Neumann: Dass die erneuerbare Erzeugung in Deutschland dezentral geschieht, ist ein Faktor, der zur Resilienz beiträgt. Dafür müssen wir unser Stromnetz stark ausbauen und das Energiesystem sowie unser Nutzungsverhalten flexibler gestalten. Importe müssen der Resilienz aber nicht unbedingt im Wege stehen, wenn wir uns damit breit und divers aufstellen. Das Problem des vergangenen Jahrs ist ja dadurch entstanden, dass wir uns größtenteils von Russland abhängig gemacht haben.
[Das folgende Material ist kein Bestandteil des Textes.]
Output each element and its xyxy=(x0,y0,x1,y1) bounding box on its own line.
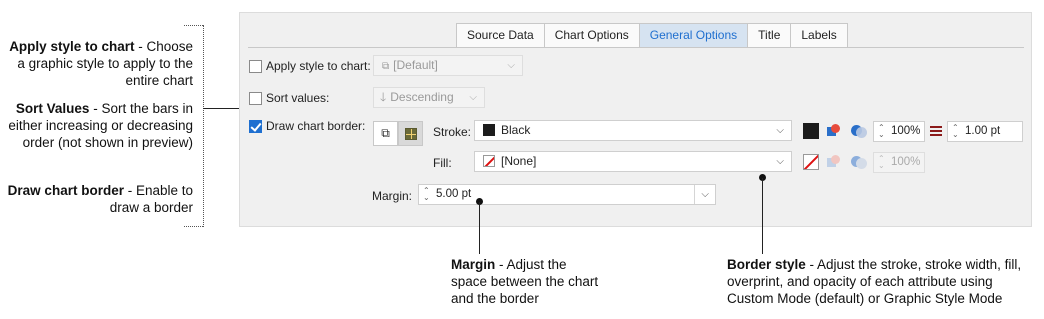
stroke-value: Black xyxy=(501,123,531,137)
overprint-icon[interactable] xyxy=(827,124,841,138)
apply-style-checkbox[interactable] xyxy=(249,60,262,73)
apply-style-dropdown[interactable]: ⧉ [Default] ⌵ xyxy=(373,55,523,76)
sort-values-checkbox[interactable] xyxy=(249,92,262,105)
chevron-down-icon: ⌵ xyxy=(776,156,784,167)
chevron-down-icon: ⌵ xyxy=(469,92,477,103)
fill-opacity-stepper[interactable]: ⌃ ⌄ 100% xyxy=(873,152,925,173)
chevron-down-icon: ⌵ xyxy=(776,125,784,136)
annotation-bracket-top xyxy=(184,25,203,26)
fill-label: Fill: xyxy=(433,156,452,170)
tab-bar: Source Data Chart Options General Option… xyxy=(456,23,848,48)
stroke-width-stepper[interactable]: ⌃ ⌄ 1.00 pt xyxy=(947,121,1023,142)
annotation-title: Border style xyxy=(727,257,806,272)
annotation-title: Sort Values xyxy=(15,101,90,116)
opacity-icon[interactable] xyxy=(851,124,867,138)
stroke-opacity-stepper[interactable]: ⌃ ⌄ 100% xyxy=(873,121,925,142)
stroke-color-dropdown[interactable]: Black ⌵ xyxy=(474,120,792,141)
stepper-arrows-icon: ⌃ ⌄ xyxy=(423,186,430,202)
stepper-arrows-icon: ⌃ ⌄ xyxy=(952,123,959,139)
stroke-opacity-value: 100% xyxy=(891,125,921,137)
tab-divider xyxy=(248,47,1024,48)
draw-border-checkbox[interactable] xyxy=(249,120,262,133)
stroke-width-icon xyxy=(930,125,942,137)
custom-mode-button[interactable]: ⧉ xyxy=(373,121,398,146)
apply-style-label: Apply style to chart: xyxy=(266,59,371,73)
stroke-color-swatch[interactable] xyxy=(803,123,819,139)
tab-title[interactable]: Title xyxy=(747,23,791,48)
stroke-width-value: 1.00 pt xyxy=(965,125,1001,137)
annotation-bracket-bottom xyxy=(184,226,203,227)
fill-opacity-value: 100% xyxy=(891,156,921,168)
margin-connector-line xyxy=(479,202,480,254)
apply-style-value: [Default] xyxy=(393,58,438,72)
stepper-arrows-icon: ⌃ ⌄ xyxy=(878,154,885,170)
graphic-style-mode-button[interactable] xyxy=(398,121,423,146)
margin-label: Margin: xyxy=(372,189,413,203)
sort-values-label: Sort values: xyxy=(266,91,330,105)
none-swatch-icon xyxy=(483,155,495,167)
annotation-border-style: Border style - Adjust the stroke, stroke… xyxy=(727,256,1037,307)
margin-value: 5.00 pt xyxy=(436,188,472,200)
grid-icon xyxy=(405,128,417,140)
fill-color-swatch[interactable] xyxy=(803,154,819,170)
margin-stepper[interactable]: ⌃ ⌄ 5.00 pt ⌵ xyxy=(418,184,716,205)
annotation-title: Apply style to chart xyxy=(9,39,135,54)
sort-values-value: Descending xyxy=(390,90,454,104)
tab-source-data[interactable]: Source Data xyxy=(456,23,544,48)
margin-dropdown-divider xyxy=(694,185,695,204)
fill-color-dropdown[interactable]: [None] ⌵ xyxy=(474,151,792,172)
annotation-title: Margin xyxy=(451,257,496,272)
tab-labels[interactable]: Labels xyxy=(790,23,848,48)
annotation-sort-values: Sort Values - Sort the bars in either in… xyxy=(3,100,193,151)
graphic-style-icon: ⧉ xyxy=(382,61,390,72)
draw-border-label: Draw chart border: xyxy=(266,119,366,133)
annotation-draw-border: Draw chart border - Enable to draw a bor… xyxy=(3,182,193,216)
border-style-connector-line xyxy=(762,178,763,254)
chevron-down-icon: ⌵ xyxy=(507,60,515,71)
arrow-down-icon: 🡓 xyxy=(380,90,387,104)
chevron-down-icon[interactable]: ⌵ xyxy=(701,185,709,204)
annotation-apply-style: Apply style to chart - Choose a graphic … xyxy=(3,38,193,89)
fill-opacity-icon[interactable] xyxy=(851,155,867,169)
stroke-swatch xyxy=(483,124,495,136)
annotation-title: Draw chart border xyxy=(7,183,124,198)
stepper-arrows-icon: ⌃ ⌄ xyxy=(878,123,885,139)
stroke-label: Stroke: xyxy=(433,125,472,139)
sort-values-dropdown[interactable]: 🡓 Descending ⌵ xyxy=(373,87,485,108)
annotation-bracket xyxy=(203,25,204,227)
fill-value: [None] xyxy=(501,154,537,168)
tab-chart-options[interactable]: Chart Options xyxy=(543,23,639,48)
annotation-margin: Margin - Adjust the space between the ch… xyxy=(451,256,601,307)
fill-overprint-icon[interactable] xyxy=(827,155,841,169)
tab-general-options[interactable]: General Options xyxy=(638,23,748,48)
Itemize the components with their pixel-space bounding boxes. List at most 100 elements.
Daraus können wir lernen. Sich breit aufzustellen hilft immer dabei, das Risiko zu minimieren.

Das scheint für eine starke Vernetzung zu sprechen. Der Gegenentwurf wäre ein höherer Autarkiegrad. Was ist resilienter, Autarkie oder Vernetzung?

Neumann: Man muss das je nach Ebene betrachten. Ein autarkes Quartier ist nicht unbedingt resilienter als ein vernetztes regionales System. Und eine höhere Vernetzung auf Ebene der der europäischen Gemeinschaft dürfte durchaus zur Resilienz beitragen, statt dies nur auf nationaler oder regionaler Ebene anzustreben.

Wenn nicht die Netze selbst anfällig sind – etwa für Terroranschläge.

Arnold: Sowohl Autarkie wie Vernetzung haben immer Vor- und Nachteile. Die muss man benennen und sich entscheiden, was man in Kauf nehmen kann. Energieautarkie funktioniert auf kleiner Ebene mitunter sehr gut, wenn ich etwa an die Bioenergiedörfer denke. Aber die haben auch keine großen Verbraucher. Bei Großstädten ist das viel schwieriger. Wollte man das anstreben, könnte es häufiger mal zu Energieausfällen kommen. Aber das sind wir ja nicht bereit hinzunehmen. Die Diskussion um Energieautarkie wird oft nicht ehrlich geführt, weil man die Nachteile nicht benennt oder nicht in Kauf zu nehmen bereit ist. Ich würde daher für Vernetzung plädieren.